Half of the top 10 projects are large, fixed platforms, including the third phase of North Field Compression in Qatar; the second phase of Absheron in Azerbaijan; and Pemex’s Zama development in Mexico. In the Gulf of Mexico, BP’s greenfield Tiber hub is expected to utilize the design of the Kaskida floating production unit, which was sanctioned in July 2024 in a design-one-build-many approach.
Meanwhile, South American FPSO sanctioning will take a slight breather this year following a long string of newbuilds in Brazil and Guyana, with the Marlim Revitalization (P-86) FPSO being the only South American project in the top 10 in 2025. These investment decisions will further stretch the offshore fabrication supply chain, which is still responding to substantial growth in 2023.

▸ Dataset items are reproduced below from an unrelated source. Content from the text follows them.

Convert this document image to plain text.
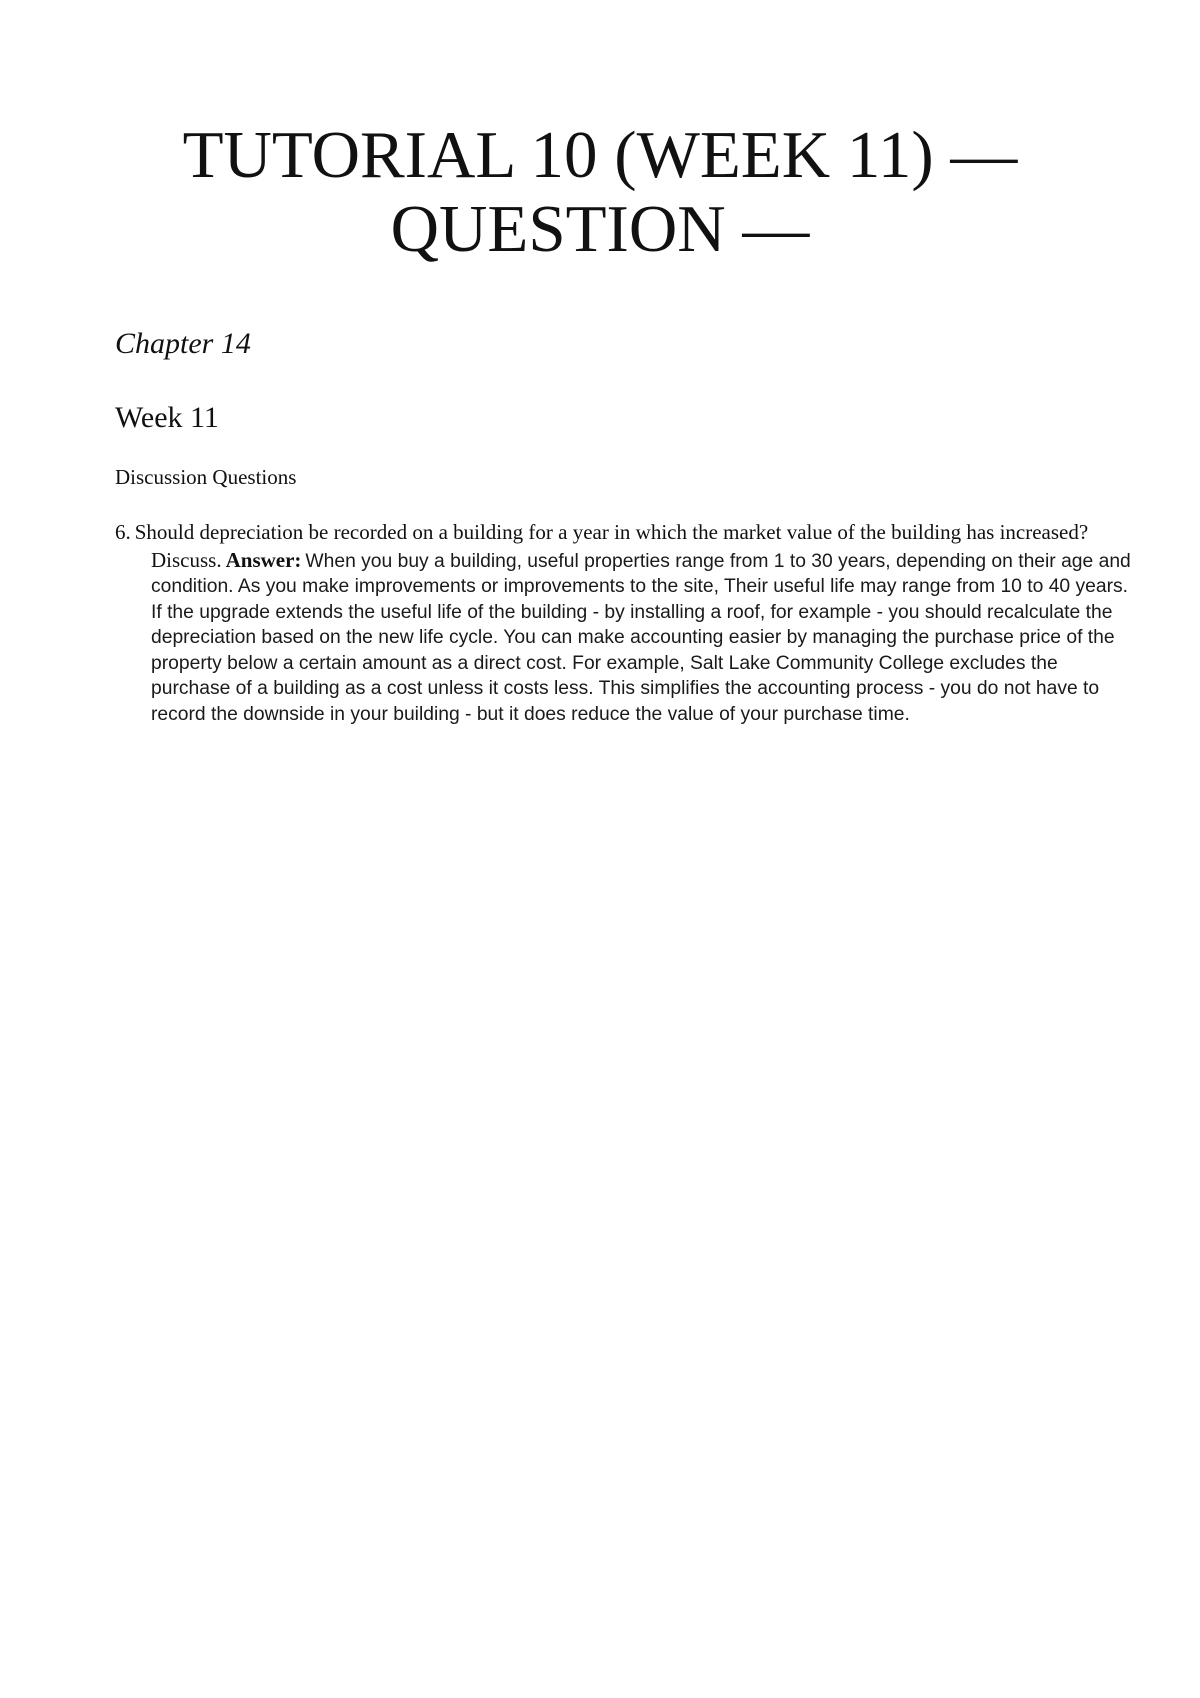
TUTORIAL 10 (WEEK 11) — QUESTION —

Chapter 14

Week 11

Discussion Questions

6. Should depreciation be recorded on a building for a year in which the market value of the building has increased? Discuss. Answer: When you buy a building, useful properties range from 1 to 30 years, depending on their age and condition. As you make improvements or improvements to the site, Their useful life may range from 10 to 40 years. If the upgrade extends the useful life of the building - by installing a roof, for example - you should recalculate the depreciation based on the new life cycle. You can make accounting easier by managing the purchase price of the property below a certain amount as a direct cost. For example, Salt Lake Community College excludes the purchase of a building as a cost unless it costs less. This simplifies the accounting process - you do not have to record the downside in your building - but it does reduce the value of your purchase time.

Offshore wind installation
While the pace of offshore wind turbine installations slowed again in 2024, turbine counts are projected to grow substantially in 2025. Notably, 2024 was the first year to see a material volume of turbines installed that exceeded 12 megawatts (MW) in individual output capacity. Rystad Energy estimates that 282 turbines in the 12-14 MW range will be installed in 2025, up from 33 installations in 2024, with individual output capacities of 10-12 MW. As a result, this year will serve as a milestone and a test of the emerging trend toward larger wind turbines, which offer improved efficiency and higher output but also come with increased installation and maintenance costs. While the share of these larger models is set to grow, smaller 8-10 MW turbine installations still make up the bulk of installations, with 877 units in 2025 compared to 660 units in 2024.
Rig and vessel markets
Shifting the focus to the offshore rig and vessel markets, the total demand for offshore units can be visualized by considering both the oil and gas and wind energy sectors. Asian countries, led by China, will account for over a quarter of vessel demand, accounting for 992 years of work, while the Middle East will rank as the second largest region, with 641 vessel years.

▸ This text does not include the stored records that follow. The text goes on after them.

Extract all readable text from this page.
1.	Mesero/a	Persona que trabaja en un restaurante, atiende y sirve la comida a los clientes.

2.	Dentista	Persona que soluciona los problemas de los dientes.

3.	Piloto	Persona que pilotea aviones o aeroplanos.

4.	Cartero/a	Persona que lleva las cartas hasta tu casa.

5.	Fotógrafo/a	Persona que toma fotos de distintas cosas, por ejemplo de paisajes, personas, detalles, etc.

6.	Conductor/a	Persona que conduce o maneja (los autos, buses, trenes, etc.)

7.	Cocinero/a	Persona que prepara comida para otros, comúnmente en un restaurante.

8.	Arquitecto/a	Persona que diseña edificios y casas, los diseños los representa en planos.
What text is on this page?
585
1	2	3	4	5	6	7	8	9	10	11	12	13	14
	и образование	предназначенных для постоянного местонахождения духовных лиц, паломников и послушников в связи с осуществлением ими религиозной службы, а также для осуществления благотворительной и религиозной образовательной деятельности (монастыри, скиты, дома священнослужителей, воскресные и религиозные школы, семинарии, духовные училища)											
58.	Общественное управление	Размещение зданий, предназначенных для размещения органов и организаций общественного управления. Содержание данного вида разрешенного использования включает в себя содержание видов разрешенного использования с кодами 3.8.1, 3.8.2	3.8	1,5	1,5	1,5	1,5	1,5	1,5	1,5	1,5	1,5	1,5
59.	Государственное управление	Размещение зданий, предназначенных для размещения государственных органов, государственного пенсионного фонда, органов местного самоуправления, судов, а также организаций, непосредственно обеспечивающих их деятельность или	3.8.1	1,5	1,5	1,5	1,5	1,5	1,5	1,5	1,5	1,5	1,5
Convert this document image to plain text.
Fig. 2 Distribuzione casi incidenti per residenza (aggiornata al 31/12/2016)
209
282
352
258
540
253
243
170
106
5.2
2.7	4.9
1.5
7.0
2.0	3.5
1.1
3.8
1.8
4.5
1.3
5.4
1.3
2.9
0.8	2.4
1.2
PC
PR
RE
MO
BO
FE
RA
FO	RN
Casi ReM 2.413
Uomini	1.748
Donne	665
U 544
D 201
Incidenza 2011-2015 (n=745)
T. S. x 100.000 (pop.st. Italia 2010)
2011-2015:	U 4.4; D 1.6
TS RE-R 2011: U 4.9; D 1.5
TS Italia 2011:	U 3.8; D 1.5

When examining different types of vessels, we see that anchor handling tug supply (AHTS) vessels will require the largest fleet to supply over 1,100 years of demand, followed by platform supply vessels (PSVs), offshore construction vessels (OCVs), and jackup rigs. While some vessels are able to work across both the upstream and wind sectors, jackup and floating rigs are confined to oil and gas or carbon capture and storage (CCS) activities; while wind installation vessels (WIVs) are tailored toward foundation and turbine installation. With limited newbuild rigs in the pipeline and a fast-growing wind sector, shipyards will be pushed to meet the demand for these specialized vessels in the coming years.
Capex trends
With crude oil prices remaining above $70 per barrel, oil and gas capital expenditures remain elevated and are expected to grow again in 2025 as the cycle grinds higher. Combined with the expansion of wind, solar and CCS projects, total offshore investments are projected to increase by 11% over 2024. China will lead the way, with both Saudi Arabia and Qatar contributing materially to this expansion.
Shallow-water, fixed platform projects in Qatar, Azerbaijan, Mexico, Kazakhstan and Malaysia will be complemented by deepwater developments in Mozambique, the US, Brazil, Cote d’Ivoire and Nigeria, which will target large volumes of gas in addition to liquids. A noteworthy milestone is expected in 2025 for 12+ MW wind turbines, and the combined demand for offshore vessels and rigs will push utilization rates higher, resulting in growing backlogs for many service providers.